Apple Removed Instagram ‘stalking app’ from It’s App Store

Apple Removed Instagram ‘stalking app’ from It's App Store

Apple has removed the Like Patrol app from its App Store, following Instagram’s delivery of a cease-and-desist letter to the app’s developers for violating its policies against data collection.

Like Patrol enables subscribers to keep constant surveillance of other people’s social media activities.

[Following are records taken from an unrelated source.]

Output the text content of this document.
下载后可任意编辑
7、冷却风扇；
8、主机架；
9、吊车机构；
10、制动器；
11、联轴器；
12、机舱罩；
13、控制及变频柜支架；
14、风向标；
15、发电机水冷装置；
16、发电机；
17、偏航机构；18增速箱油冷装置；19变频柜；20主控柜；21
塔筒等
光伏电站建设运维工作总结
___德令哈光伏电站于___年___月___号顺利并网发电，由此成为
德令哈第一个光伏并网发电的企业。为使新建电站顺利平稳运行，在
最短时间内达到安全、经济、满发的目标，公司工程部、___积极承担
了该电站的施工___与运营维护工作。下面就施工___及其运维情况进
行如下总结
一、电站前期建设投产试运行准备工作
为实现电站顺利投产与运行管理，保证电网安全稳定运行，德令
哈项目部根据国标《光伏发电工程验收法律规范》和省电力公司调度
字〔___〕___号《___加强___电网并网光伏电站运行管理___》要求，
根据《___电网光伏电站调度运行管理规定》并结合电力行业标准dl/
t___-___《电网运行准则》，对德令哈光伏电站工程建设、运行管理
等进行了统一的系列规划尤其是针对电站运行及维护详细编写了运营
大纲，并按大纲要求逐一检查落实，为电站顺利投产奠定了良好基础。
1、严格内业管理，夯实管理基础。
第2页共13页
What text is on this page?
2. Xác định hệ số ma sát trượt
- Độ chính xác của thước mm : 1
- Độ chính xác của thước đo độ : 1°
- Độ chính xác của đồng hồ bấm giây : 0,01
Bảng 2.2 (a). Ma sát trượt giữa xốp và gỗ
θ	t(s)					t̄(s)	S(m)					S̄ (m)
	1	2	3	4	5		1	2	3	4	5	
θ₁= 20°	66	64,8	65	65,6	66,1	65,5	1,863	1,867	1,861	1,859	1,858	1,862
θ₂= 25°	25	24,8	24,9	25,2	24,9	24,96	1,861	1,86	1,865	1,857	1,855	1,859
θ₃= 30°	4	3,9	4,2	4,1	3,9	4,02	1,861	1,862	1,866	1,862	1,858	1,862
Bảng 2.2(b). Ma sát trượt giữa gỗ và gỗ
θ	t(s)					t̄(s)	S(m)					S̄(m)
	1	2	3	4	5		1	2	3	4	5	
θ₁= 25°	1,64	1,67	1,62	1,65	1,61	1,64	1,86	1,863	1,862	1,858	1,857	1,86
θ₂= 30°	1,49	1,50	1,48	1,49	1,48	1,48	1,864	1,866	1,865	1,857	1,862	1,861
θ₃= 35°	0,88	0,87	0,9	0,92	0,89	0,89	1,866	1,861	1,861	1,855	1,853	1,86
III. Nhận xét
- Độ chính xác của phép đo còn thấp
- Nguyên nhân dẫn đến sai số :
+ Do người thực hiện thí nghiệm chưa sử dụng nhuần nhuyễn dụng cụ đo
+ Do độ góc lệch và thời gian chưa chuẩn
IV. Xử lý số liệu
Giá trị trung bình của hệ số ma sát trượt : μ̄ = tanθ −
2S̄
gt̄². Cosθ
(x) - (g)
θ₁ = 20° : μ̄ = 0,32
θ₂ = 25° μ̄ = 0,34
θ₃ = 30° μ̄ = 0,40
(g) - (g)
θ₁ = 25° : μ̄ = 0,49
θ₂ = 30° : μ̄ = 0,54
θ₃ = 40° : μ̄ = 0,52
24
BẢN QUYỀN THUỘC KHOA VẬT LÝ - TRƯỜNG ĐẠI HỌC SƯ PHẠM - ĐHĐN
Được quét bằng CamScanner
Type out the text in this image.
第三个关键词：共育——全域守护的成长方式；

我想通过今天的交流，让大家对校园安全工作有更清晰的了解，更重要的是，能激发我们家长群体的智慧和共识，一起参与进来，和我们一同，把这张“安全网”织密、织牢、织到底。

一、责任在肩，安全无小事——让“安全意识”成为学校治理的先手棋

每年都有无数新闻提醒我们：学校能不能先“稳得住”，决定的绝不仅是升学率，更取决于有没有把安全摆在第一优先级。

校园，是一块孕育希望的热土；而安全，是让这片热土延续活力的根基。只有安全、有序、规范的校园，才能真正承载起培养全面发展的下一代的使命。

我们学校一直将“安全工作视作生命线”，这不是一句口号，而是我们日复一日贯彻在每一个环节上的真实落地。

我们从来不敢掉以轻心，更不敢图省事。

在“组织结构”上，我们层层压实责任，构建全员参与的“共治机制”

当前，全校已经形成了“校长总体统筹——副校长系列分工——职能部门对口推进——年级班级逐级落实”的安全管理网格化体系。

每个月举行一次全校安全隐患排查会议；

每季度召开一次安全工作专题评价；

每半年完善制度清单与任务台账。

Like Patrol wanted to make spying on Instagram easier than ever, setting up a service that lets paying subscribers to get notifications anytime someone they followed commented on or liked a photo.

It targeted people in relationships, saying they could use the app to keep tabs on whoever their partners were communicating with on Instagram.

Apple Removed Instagram ‘stalking app’ from It's App Store
Apple Removed Instagram ‘stalking app’ from It’s App Store

An end to it 

Instagram sent its cease-and-desist letter in late October. On Saturday, Apple removed Like Patrol from the App Store and said the app violated its guidelines. Like Patrol’s founder, Sergio Luis Quintero, told CNET in an email that the company will fight to get back on the App Store.

Not technically stalker-ware

The app first showed up in Apple’s store in July. It doesn’t appear in the Google Play Store for Android devices. Like Patrol charged people up to $80 a year. It had fewer than 300 people signed up in October, Quintero said late last month in an email to CNET.

The app isn’t classified as stalker-ware, which abusive partners use to keep track of private information like location data, call logs, text messages and contacts. Still, security experts found that Like Patrol was encouraging stalking behavior by monitoring people’s activities on social media.

Unique little description 

Quintero described his app as Instagram’s “Following Tab on steroids,” enhancing a tool that the social network killed off in early October.

Like Patrol would deliver notifications by gender, letting subscribers know if the people they followed interacted with posts from men or women and claimed to have an algorithm to detect if they were posts from attractive people.